Pemuda bernama Orion wijaya itu mendongakkan kepala, menatap gadis yang sedikit menunduk sambil tersenyum-senyum malu.

“Dalam rangka apa?” tanya pemuda dengan suara lembut itu. Wajahnya yang manis serta senyum yang memiliki lesung pipi di sisi kanan, tentu akan membuat para gadis seumurannya terpesona.

Belum lagi, Orion menjadi incaran para gadis untuk dijadikan pacar. Pesonanya sudah tidak dipungkiri siapapun, murah senyum, baik, serta ramah terhadap semua orang, sampai membuat beberapa gadis salah paham dan mengira kalau Orion memberikan perhatian.

“Aku hanya ingin kasih saja, nanti di makan ya.” Gadis itu meletakkan kotak itu di meja, lantas meninggalkan Orion begitu saja.

Orion mengerutkan dahi, tapi sepertinya bisa menebak apa yang sebenarnya dilakukan gadis itu. Dia membuka kotak itu, lantas melihat isinya di mana ada secarik kertas berwarna merah muda di sana.

“Sudah kuduga,” gumam Orion.

Dia pun membuka kertas itu dan membaca sekilas isinya. Orion mendesau, surat cinta kembali diterimanya dan itu bukanlah sekali didapat dari para gadis berbeda di kampusnya. Orion memilih menyimpan surat itu di tas, lantas mengemas buku dan tasnya, kemudian berdiri sambil mencangklong tasnya di pundak kiri, sedangkan tangan kanan memegang kotak coklat.

“Buat Ibu.” Orion memberikan kotak coklat itu ke penjaga perpustakaan.

Wanita berumur sekitar empat puluh tahunan itu melirik Orion dari balik kacamata tebalnya, lantas kemudian berdeham karena tampaknya tahu dari mana coklat itu di dapat.

“Ditembak gadis lagi,” seloroh wanita itu yang tahu betul sudah berapa banyak yang ingin menjadi pacar pemuda itu.

Orion tersenyum lantas mengangguk pelan. Setiap mendapatkan makanan atau sesuatu dari pada gadis, Orion memang sering memberikannya ke penjaga perpustakaan.

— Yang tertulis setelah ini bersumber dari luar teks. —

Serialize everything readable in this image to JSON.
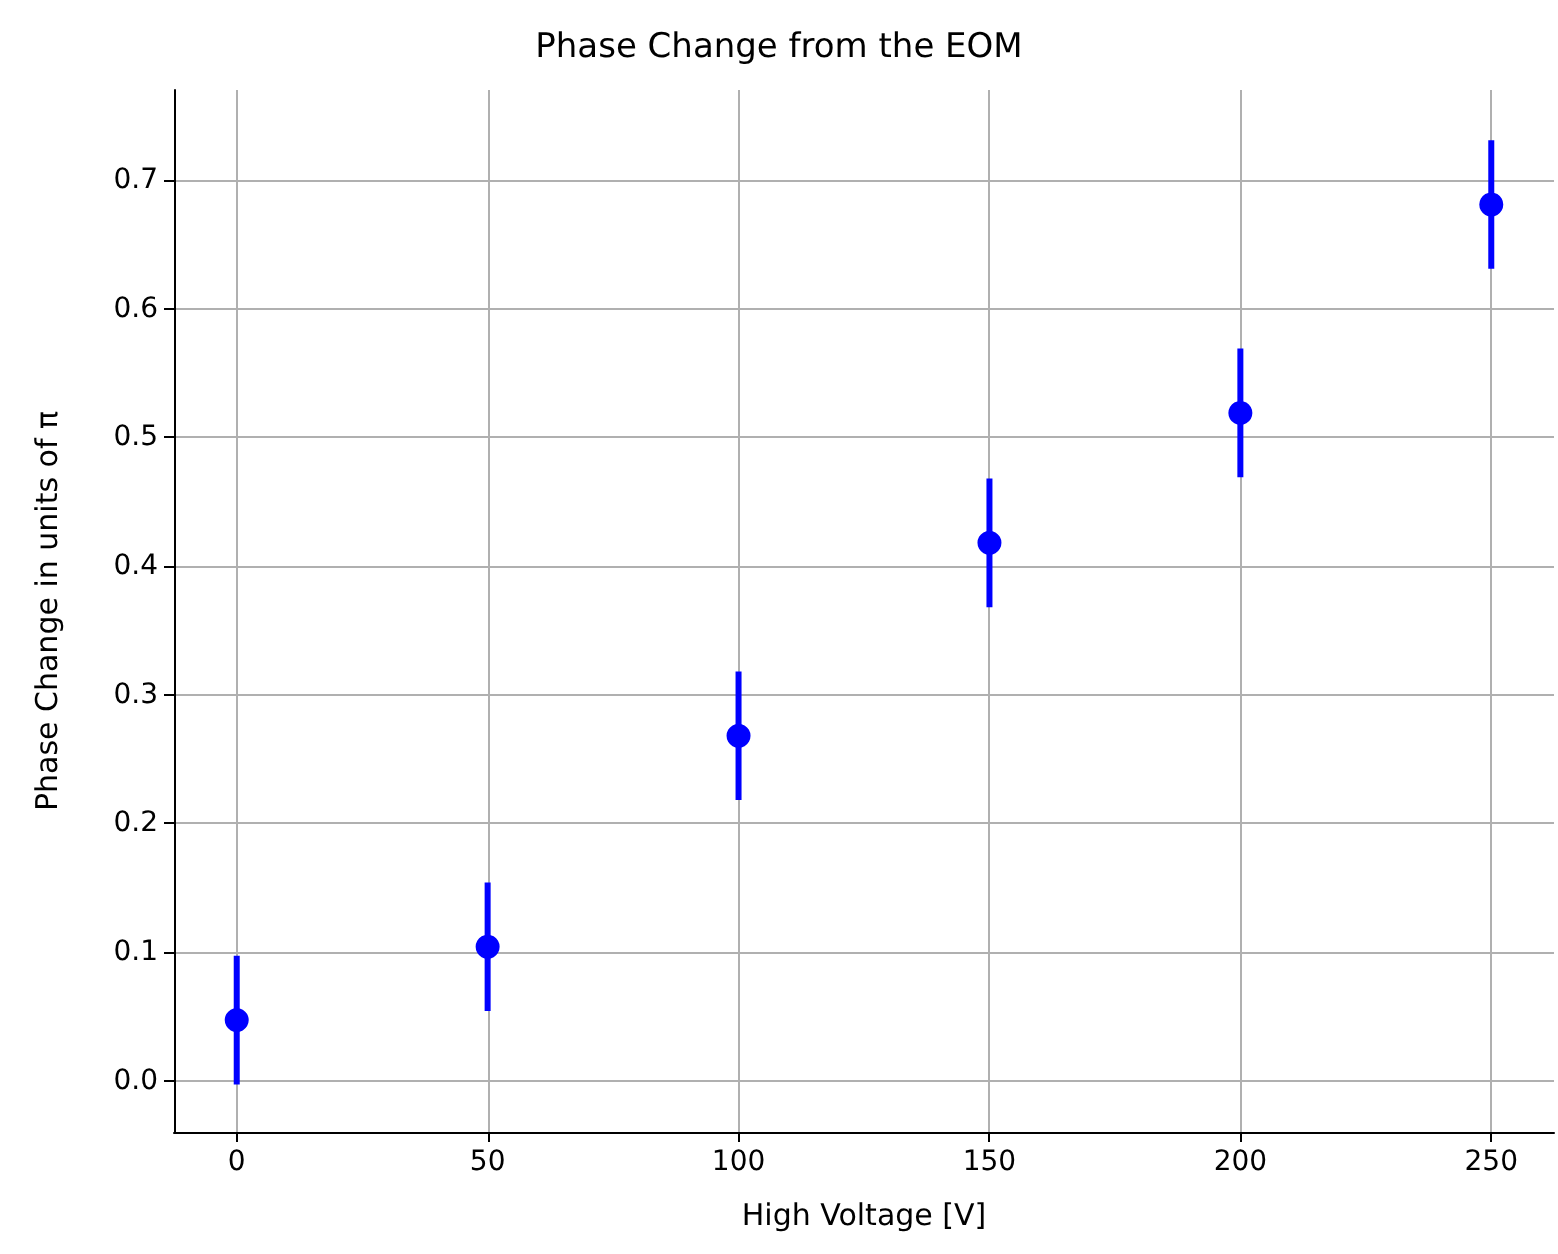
{
  "chart_data": {
    "type": "scatter",
    "title": "Phase Change from the EOM",
    "xlabel": "High Voltage [V]",
    "ylabel": "Phase Change in units of π",
    "x": [
      0,
      50,
      100,
      150,
      200,
      250
    ],
    "series": [
      {
        "color": "#0000ff",
        "values": [
          0.047,
          0.104,
          0.268,
          0.418,
          0.519,
          0.681
        ],
        "errors": [
          0.05,
          0.05,
          0.05,
          0.05,
          0.05,
          0.05
        ]
      }
    ],
    "xlim": [
      -12.5,
      262.5
    ],
    "xticks": [
      0,
      50,
      100,
      150,
      200,
      250
    ],
    "ylim": [
      -0.04,
      0.77
    ],
    "yticks": [
      {
        "value": 0,
        "label": "0.0"
      },
      0.1,
      0.2,
      0.3,
      0.4,
      0.5,
      0.6,
      0.7
    ],
    "grid": true,
    "marker": "circle"
  }
}
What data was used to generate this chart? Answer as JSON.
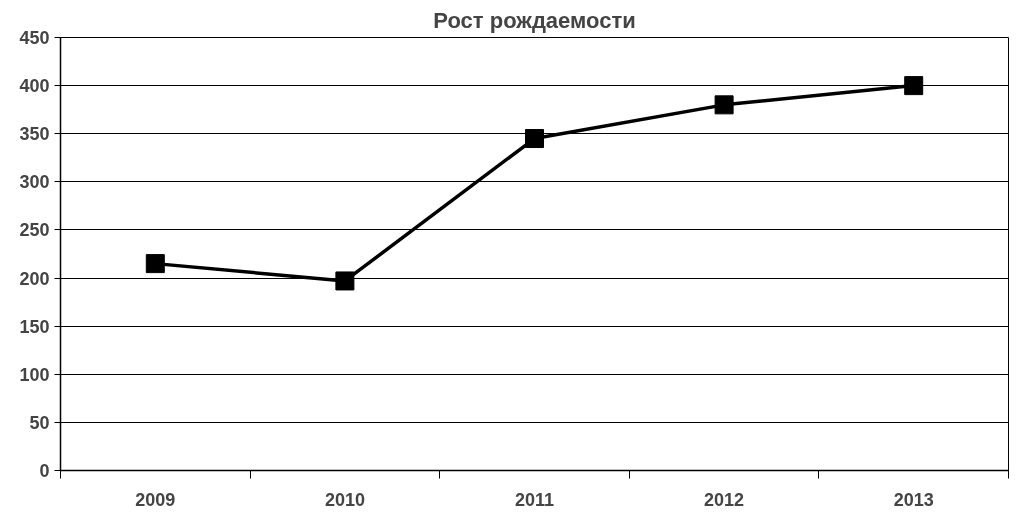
{
  "chart_data": {
    "type": "line",
    "title": "Рост рождаемости",
    "categories": [
      "2009",
      "2010",
      "2011",
      "2012",
      "2013"
    ],
    "series": [
      {
        "color": "#000000",
        "values": [
          215,
          197,
          345,
          380,
          400
        ]
      }
    ],
    "ylim": [
      0,
      450
    ],
    "yticks": [
      0,
      50,
      100,
      150,
      200,
      250,
      300,
      350,
      400,
      450
    ],
    "grid": "y",
    "marker": "square",
    "line_style": "solid"
  }
}
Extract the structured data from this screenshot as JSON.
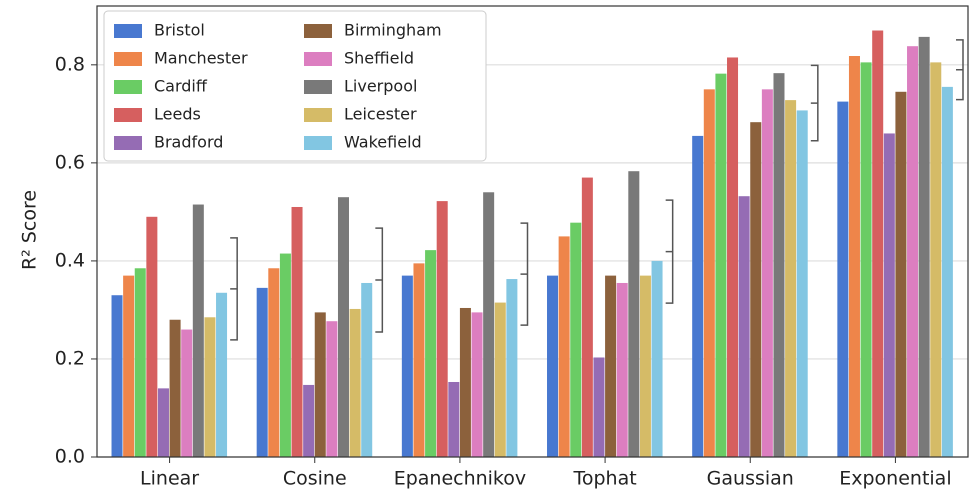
{
  "chart_data": {
    "type": "bar",
    "y_label": "R² Score",
    "categories": [
      "Linear",
      "Cosine",
      "Epanechnikov",
      "Tophat",
      "Gaussian",
      "Exponential"
    ],
    "series": [
      {
        "name": "Bristol",
        "color": "#4878d0",
        "values": [
          0.33,
          0.345,
          0.37,
          0.37,
          0.655,
          0.725
        ]
      },
      {
        "name": "Manchester",
        "color": "#ee854a",
        "values": [
          0.37,
          0.385,
          0.395,
          0.45,
          0.75,
          0.818
        ]
      },
      {
        "name": "Cardiff",
        "color": "#6acc64",
        "values": [
          0.385,
          0.415,
          0.422,
          0.478,
          0.782,
          0.805
        ]
      },
      {
        "name": "Leeds",
        "color": "#d65f5f",
        "values": [
          0.49,
          0.51,
          0.522,
          0.57,
          0.815,
          0.87
        ]
      },
      {
        "name": "Bradford",
        "color": "#956cb4",
        "values": [
          0.14,
          0.147,
          0.153,
          0.203,
          0.532,
          0.66
        ]
      },
      {
        "name": "Birmingham",
        "color": "#8c613c",
        "values": [
          0.28,
          0.295,
          0.304,
          0.37,
          0.683,
          0.745
        ]
      },
      {
        "name": "Sheffield",
        "color": "#dc7ec0",
        "values": [
          0.26,
          0.277,
          0.295,
          0.355,
          0.75,
          0.838
        ]
      },
      {
        "name": "Liverpool",
        "color": "#797979",
        "values": [
          0.515,
          0.53,
          0.54,
          0.583,
          0.783,
          0.857
        ]
      },
      {
        "name": "Leicester",
        "color": "#d5bb67",
        "values": [
          0.285,
          0.302,
          0.315,
          0.37,
          0.728,
          0.805
        ]
      },
      {
        "name": "Wakefield",
        "color": "#82c6e2",
        "values": [
          0.335,
          0.355,
          0.363,
          0.4,
          0.707,
          0.755
        ]
      }
    ],
    "bracket": {
      "color": "#555555",
      "values": [
        0.343,
        0.361,
        0.373,
        0.419,
        0.722,
        0.79
      ],
      "errors": [
        0.104,
        0.106,
        0.104,
        0.105,
        0.077,
        0.061
      ]
    },
    "ylim": [
      0,
      0.92
    ],
    "yticks": [
      {
        "value": 0,
        "label": "0.0"
      },
      0.2,
      0.4,
      0.6,
      0.8
    ],
    "grid": true,
    "legend": "upper left"
  }
}
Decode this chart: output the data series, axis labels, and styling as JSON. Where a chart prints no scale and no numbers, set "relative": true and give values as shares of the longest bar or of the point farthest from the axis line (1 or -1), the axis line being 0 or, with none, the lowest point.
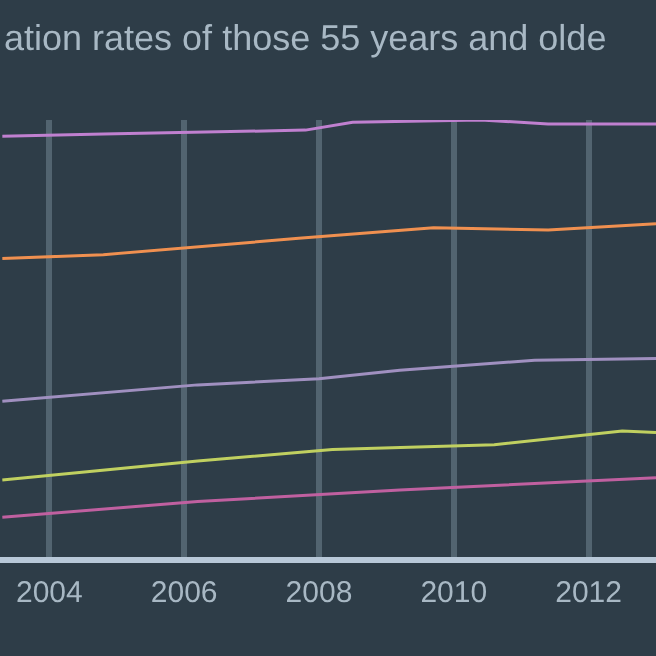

“Kalau kamu tidak menolak dengan tegas, mereka akan selalu mengejar-ngejarmu,” kata wanita itu.

“Kalau aku tolak dengan tegas, nanti mereka sakit hati dan menangis. Aku tidak bisa melakukannya,” balas Orion.

Ada hal yang membuat Orion tidak bisa menyakiti hati wanita, salah satunya adalah karena dia pernah melihat seseorang yang disayanginya menangis karena cinta.

“Tapi mereka akan selalu salah paham,” kata wanita itu lagi.

“Aku akan menjelaskan, tapi dengan cara pelan dan tidak membuat mereka syok karena menolak saat mereka memberi. Ya … aku anggap itu tidak sopan,” balas Orion santai sambil menyematkan tas di pundak.

Orion pun pamit, lantas keluar dari perpustakaan. Wanita itu menatap punggung Orion sampai menghilang, hingga kemudian menggelengkan kepala pelan.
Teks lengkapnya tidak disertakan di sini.